Hi Jon, I really didn't know that pancake ice wasn't common in the Arctic - that's really interested. And then, the findings from the research blew me away! "They concluded that the presence of the pancake ice reduced the wave heights by 40% over a 5 km distance." I want to know more about what impact this is going to have on.. well... everything! Thanks for the journal!

Judy Fahnestock

Hi Jon, The question I have for you is "Have you been seasick before?!". What an exhilarating time to be collecting data (as long as one was not seasick) and what interesting findings! Do you know what determines the size of the pancakes and if they differ between the Arctic and Antarctic Oceans? Thanks for this update on the CODA findings.

Jon Pazol

Judy, when I spent time on the USCGC Healy, I had one day (out of 6 weeks), when I got seasick. We were in 18-30 foot waves and were mapping so we had to maintain a course. Consequently, the ship was pitching and rolling.
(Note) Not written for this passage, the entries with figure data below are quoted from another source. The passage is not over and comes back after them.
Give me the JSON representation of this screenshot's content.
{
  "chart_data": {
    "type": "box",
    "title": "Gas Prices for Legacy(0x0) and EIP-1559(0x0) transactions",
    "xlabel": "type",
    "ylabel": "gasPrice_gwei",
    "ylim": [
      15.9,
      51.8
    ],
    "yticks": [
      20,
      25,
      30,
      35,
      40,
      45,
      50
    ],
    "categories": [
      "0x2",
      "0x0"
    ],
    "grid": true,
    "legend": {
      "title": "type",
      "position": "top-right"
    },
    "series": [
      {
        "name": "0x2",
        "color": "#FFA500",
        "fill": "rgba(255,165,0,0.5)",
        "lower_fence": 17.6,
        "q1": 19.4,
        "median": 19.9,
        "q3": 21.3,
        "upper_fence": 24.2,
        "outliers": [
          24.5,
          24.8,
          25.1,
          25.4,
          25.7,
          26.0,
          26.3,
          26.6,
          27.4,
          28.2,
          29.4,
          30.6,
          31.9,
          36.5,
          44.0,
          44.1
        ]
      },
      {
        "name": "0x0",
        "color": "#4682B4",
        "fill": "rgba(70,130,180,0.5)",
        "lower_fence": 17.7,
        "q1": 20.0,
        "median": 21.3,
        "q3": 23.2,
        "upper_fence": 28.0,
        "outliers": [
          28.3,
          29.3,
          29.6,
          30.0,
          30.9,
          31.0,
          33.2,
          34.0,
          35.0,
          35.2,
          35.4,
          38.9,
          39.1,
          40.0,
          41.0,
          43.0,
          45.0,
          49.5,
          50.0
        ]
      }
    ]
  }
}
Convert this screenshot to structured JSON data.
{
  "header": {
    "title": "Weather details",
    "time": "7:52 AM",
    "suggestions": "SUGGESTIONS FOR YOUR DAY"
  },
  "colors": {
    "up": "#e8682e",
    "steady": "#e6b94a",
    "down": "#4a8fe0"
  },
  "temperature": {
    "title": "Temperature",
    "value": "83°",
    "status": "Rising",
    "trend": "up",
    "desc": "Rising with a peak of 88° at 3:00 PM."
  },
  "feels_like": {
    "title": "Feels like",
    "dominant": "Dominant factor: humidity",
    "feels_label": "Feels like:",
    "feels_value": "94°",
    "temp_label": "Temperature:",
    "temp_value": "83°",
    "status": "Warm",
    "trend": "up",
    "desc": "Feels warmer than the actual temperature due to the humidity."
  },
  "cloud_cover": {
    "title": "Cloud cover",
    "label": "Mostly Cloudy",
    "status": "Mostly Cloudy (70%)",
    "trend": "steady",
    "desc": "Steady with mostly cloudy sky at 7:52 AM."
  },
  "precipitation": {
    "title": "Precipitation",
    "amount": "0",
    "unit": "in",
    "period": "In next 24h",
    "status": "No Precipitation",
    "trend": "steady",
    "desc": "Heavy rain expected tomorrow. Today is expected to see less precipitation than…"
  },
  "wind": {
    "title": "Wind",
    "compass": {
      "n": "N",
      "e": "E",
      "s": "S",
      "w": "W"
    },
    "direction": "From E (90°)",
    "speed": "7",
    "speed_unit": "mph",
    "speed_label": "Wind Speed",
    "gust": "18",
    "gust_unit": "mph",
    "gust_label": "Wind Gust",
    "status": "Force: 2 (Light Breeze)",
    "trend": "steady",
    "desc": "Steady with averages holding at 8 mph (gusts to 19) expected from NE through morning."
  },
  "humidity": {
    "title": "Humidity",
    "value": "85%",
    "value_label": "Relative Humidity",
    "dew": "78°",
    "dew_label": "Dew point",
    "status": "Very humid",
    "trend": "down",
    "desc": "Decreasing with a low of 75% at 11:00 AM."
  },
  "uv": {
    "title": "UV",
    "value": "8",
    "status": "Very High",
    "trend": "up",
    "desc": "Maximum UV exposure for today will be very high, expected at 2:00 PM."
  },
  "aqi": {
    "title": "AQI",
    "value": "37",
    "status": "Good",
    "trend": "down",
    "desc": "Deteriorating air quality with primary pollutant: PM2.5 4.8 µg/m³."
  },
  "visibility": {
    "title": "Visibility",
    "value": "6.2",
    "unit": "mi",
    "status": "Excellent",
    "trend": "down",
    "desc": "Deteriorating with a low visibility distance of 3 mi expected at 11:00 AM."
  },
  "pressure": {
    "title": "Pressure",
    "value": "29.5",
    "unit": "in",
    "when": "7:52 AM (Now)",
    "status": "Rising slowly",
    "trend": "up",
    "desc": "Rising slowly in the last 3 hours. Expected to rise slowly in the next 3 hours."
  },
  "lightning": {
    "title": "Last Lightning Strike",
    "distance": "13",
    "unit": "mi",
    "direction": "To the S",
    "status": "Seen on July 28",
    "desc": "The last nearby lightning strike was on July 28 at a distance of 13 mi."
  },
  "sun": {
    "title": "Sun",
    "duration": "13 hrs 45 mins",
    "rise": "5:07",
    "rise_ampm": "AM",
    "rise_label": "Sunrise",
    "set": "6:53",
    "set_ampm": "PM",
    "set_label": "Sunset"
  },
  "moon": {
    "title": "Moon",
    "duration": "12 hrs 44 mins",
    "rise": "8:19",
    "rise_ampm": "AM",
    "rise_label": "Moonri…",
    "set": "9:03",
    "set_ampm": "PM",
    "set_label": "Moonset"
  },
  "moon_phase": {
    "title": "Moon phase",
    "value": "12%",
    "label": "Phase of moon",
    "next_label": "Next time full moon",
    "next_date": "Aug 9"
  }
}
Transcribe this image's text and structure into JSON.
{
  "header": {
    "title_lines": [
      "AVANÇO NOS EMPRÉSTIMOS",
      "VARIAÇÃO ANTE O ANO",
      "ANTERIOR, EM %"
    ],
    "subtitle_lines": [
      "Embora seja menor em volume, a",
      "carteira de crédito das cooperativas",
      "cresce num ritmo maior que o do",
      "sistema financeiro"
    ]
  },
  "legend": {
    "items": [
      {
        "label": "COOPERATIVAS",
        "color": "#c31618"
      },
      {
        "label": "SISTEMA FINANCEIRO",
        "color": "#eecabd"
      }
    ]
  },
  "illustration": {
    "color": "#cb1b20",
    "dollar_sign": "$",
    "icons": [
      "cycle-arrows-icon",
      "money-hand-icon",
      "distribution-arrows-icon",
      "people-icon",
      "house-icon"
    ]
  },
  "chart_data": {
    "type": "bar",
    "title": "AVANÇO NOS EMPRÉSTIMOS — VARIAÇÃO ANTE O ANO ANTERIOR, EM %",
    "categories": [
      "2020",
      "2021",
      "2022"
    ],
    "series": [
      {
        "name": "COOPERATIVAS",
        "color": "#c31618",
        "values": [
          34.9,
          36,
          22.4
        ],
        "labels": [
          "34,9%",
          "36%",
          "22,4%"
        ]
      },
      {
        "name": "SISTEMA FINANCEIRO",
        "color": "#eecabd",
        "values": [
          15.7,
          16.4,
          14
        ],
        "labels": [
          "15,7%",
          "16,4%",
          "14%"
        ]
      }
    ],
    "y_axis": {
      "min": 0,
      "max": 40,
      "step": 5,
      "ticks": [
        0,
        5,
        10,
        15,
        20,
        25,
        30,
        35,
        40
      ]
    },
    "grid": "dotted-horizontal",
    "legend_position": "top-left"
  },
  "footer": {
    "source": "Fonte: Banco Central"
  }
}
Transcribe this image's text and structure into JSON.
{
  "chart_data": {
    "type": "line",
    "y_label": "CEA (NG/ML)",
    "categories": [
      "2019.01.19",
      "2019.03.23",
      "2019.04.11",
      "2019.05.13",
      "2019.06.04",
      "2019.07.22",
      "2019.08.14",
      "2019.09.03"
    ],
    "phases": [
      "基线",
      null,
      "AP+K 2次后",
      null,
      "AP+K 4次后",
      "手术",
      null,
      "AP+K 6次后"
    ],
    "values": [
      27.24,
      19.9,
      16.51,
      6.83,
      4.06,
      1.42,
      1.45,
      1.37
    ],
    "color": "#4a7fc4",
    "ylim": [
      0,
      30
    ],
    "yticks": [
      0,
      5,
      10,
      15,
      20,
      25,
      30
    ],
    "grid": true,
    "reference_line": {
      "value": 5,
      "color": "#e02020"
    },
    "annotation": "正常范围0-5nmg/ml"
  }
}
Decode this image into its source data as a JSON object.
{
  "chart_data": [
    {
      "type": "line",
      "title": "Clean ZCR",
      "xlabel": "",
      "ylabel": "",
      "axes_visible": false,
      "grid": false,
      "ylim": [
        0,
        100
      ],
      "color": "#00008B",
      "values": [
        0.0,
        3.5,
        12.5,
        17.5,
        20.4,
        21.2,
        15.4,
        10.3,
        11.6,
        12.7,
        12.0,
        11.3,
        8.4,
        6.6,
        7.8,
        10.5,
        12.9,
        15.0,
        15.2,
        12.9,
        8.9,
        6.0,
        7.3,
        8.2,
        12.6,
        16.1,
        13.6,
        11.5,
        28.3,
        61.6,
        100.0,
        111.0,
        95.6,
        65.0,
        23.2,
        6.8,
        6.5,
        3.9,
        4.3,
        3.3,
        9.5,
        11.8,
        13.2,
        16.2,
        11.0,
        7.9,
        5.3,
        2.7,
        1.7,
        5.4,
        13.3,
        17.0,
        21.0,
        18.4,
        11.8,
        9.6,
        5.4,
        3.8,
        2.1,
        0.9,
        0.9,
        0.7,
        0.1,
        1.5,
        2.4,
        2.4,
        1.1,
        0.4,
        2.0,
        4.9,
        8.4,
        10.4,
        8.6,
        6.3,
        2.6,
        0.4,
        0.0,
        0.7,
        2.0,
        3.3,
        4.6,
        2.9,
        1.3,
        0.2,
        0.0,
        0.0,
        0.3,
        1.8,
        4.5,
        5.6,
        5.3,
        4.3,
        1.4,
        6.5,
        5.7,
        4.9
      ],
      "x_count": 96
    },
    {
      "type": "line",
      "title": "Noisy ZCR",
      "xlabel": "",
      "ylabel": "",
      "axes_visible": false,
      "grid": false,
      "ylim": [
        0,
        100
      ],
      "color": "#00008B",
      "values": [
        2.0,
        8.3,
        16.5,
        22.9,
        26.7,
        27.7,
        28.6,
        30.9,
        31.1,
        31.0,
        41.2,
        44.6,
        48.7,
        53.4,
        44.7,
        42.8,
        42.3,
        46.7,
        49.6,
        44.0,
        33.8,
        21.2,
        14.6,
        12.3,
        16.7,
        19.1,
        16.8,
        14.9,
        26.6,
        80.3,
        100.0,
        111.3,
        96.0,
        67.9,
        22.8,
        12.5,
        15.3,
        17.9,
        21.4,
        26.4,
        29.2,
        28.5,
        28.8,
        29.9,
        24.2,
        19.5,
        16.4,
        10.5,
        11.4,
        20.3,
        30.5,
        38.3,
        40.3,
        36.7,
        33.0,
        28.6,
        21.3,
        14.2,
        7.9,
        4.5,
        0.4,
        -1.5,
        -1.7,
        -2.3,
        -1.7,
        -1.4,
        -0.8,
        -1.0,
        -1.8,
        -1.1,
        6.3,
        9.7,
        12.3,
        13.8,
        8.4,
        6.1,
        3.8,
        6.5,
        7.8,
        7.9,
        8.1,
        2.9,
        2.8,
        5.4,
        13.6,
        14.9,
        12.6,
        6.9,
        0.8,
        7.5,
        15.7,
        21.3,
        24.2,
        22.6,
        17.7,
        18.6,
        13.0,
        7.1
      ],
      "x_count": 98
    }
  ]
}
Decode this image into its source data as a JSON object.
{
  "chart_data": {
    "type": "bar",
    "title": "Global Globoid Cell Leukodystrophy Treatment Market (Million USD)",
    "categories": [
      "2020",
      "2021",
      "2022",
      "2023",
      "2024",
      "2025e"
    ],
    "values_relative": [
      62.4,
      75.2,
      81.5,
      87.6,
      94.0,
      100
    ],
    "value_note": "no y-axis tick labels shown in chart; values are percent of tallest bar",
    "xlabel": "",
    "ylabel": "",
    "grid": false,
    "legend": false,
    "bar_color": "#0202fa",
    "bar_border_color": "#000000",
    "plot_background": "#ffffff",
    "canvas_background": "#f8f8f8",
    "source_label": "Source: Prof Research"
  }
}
I was on one of the lower decks cleaning up a lab with a Shopvac and the combination of that, plus the ship's motion, made for an unpleasant day. Other than this incident, I've been fortunate to not get too motion sick, but I would expect that in the situation on the CODA expedition, I might have been. I don't know the difference in Arctic vs. Antarctic pancake ice, but I can find that out and post in the future.

Erin T.

Awesome question and information Jon! I think a lot about explorers like Matthew Henson and Robert Peary and experiences and near death situations endured to know more about the Arctic. Unfathomable. I would like to think I am prepared to do just about anything. Mind blowing to think about really.